孟星舟捏着一枚黑棋,在棋枰上瞅来瞅去,摇摆不定,嘀嘀咕咕的,“星位是什么,在哪里?”
这家伙连基础都忘了?江月初无奈道:“看到组成田字形的九个黑点了吗?这就是星位,最中间那个点也叫天元。”
孟星舟:“看不到啊,在哪里。”
江月初握住他的手,手把手地把棋子放到星位上,“看到了?”
孟星舟只觉手背上一阵光滑又温热的触感,惹得人心痒痒,他笑吟吟地点点头。
两人一教一学,怡然自得,学生偶尔使使坏,拖慢了教学进度,却又增添了乐趣,忽然间,江月初手机轻震,一条短信弹进来,来自一个铭记于心却几乎没什么联系的号码。
【生日快乐,你要注意身体啊,不要太操劳。】
喜悦于顷刻间淡去,取而代之的是一种微妙的痛楚,胸口也又酸又胀,他轻车熟路地驱赶着掉这股异样感觉,快速回道:谢谢,你也保重。
退出短信界面,又点进手机银行,给对方转了50万。
转账成功的下一秒,那个号码又发来短信:不用给我转钱,每个月定时转的都没花过呢。
江月初放下手机,没再回复。实话说,除了给钱,他也不知道该如何对待她。
回短信、转账,操作极快,丝毫没影响下棋,他的外在表情几乎也没什么变化,但孟星舟还是察觉到了,他实在忍不住,直接问道:“这么晚了,是谁找你?”

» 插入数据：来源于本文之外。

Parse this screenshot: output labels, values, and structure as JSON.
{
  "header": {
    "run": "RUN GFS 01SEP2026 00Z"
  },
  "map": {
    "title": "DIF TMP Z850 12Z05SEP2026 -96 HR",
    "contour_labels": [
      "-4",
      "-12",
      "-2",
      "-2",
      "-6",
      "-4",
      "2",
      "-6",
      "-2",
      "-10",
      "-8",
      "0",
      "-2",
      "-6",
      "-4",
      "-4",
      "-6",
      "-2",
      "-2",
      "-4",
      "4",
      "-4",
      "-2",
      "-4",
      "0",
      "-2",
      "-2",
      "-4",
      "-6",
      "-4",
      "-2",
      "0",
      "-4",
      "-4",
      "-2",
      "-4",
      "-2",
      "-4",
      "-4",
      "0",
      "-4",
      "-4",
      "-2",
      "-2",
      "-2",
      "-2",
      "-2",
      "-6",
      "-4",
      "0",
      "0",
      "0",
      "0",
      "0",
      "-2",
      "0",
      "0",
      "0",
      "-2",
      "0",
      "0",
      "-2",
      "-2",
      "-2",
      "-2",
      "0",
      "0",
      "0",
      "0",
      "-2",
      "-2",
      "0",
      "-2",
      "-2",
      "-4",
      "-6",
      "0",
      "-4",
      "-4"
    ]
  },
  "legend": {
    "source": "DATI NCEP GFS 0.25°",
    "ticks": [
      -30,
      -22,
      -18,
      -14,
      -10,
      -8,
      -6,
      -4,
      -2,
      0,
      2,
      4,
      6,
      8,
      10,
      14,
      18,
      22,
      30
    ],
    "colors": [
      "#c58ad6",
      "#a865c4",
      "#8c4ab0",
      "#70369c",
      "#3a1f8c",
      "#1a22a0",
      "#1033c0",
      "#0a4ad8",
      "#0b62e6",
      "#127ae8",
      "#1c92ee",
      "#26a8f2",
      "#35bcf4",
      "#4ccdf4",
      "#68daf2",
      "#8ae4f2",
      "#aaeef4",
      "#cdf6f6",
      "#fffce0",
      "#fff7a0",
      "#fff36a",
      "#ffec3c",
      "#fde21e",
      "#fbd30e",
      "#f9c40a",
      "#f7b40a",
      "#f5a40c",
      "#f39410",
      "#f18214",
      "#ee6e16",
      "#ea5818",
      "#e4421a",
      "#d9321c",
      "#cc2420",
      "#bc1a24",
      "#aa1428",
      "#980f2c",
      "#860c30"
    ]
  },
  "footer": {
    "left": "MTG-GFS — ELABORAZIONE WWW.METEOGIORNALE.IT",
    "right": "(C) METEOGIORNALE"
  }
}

“没谁,一个亲戚。”江月初把手机关机,扔到旁边,继续跟他分解下棋的步骤,“你刚才这一步,这么走会不会更合适……”
这敷衍得太明显了。孟星舟压根没听见他后面说什么,心里烦躁极了,有什么事不能告诉我?我可以帮你啊!
转念又自嘲,得了吧,以江月初现在的地位、财富以及能力,有多少问题人家解决不了?就算真有什么解决不了的困扰,他又能帮得上什么?
烦躁瞬间转变为沮丧,总归,江月初心里有一道城门,把所有外人都拒之门外,包括他孟星舟,他敲不开,也闯不进。
仔细想想,从一开始江月初就是这样,乐意倾听,却绝少倾诉,始终谨慎地给自己笼着一层面纱,不,是看似面纱的铜墙铁壁,你看不出也猜不透他藏着什么,又在想什么。
以前也就罢了,孟星舟说自己的,江月初爱说不说,可现在不行了,他迫切地想走入对方的生命,想要索求更多的信任,想变成对方唯一中的唯一,一旦发现对方对他还树着防线,就会分外挫败,分外委屈。
到底什么时候,你才能真正把我当自己人?人性本贪,本质就是得陇望蜀啊!
他情绪激烈,以前的负面情绪来得快也去得快,这次却一直持续到第二天早上,依旧闷闷不乐的。江月初一大早起床,煮了杯高甜度的热可可,亲自给他送过去,含笑道:“昨天睡得晚,喝杯可可提神吧?”
“哦。”孟星舟鼓着的气,像被戳破的气球似的,泄了个干净。
他咧嘴笑了笑,没出息地想,对我这么好,还要什么自行车?
江月初心里笑,虽然现实和同人文的性格差距不小,但有一点没变,都一样好哄啊。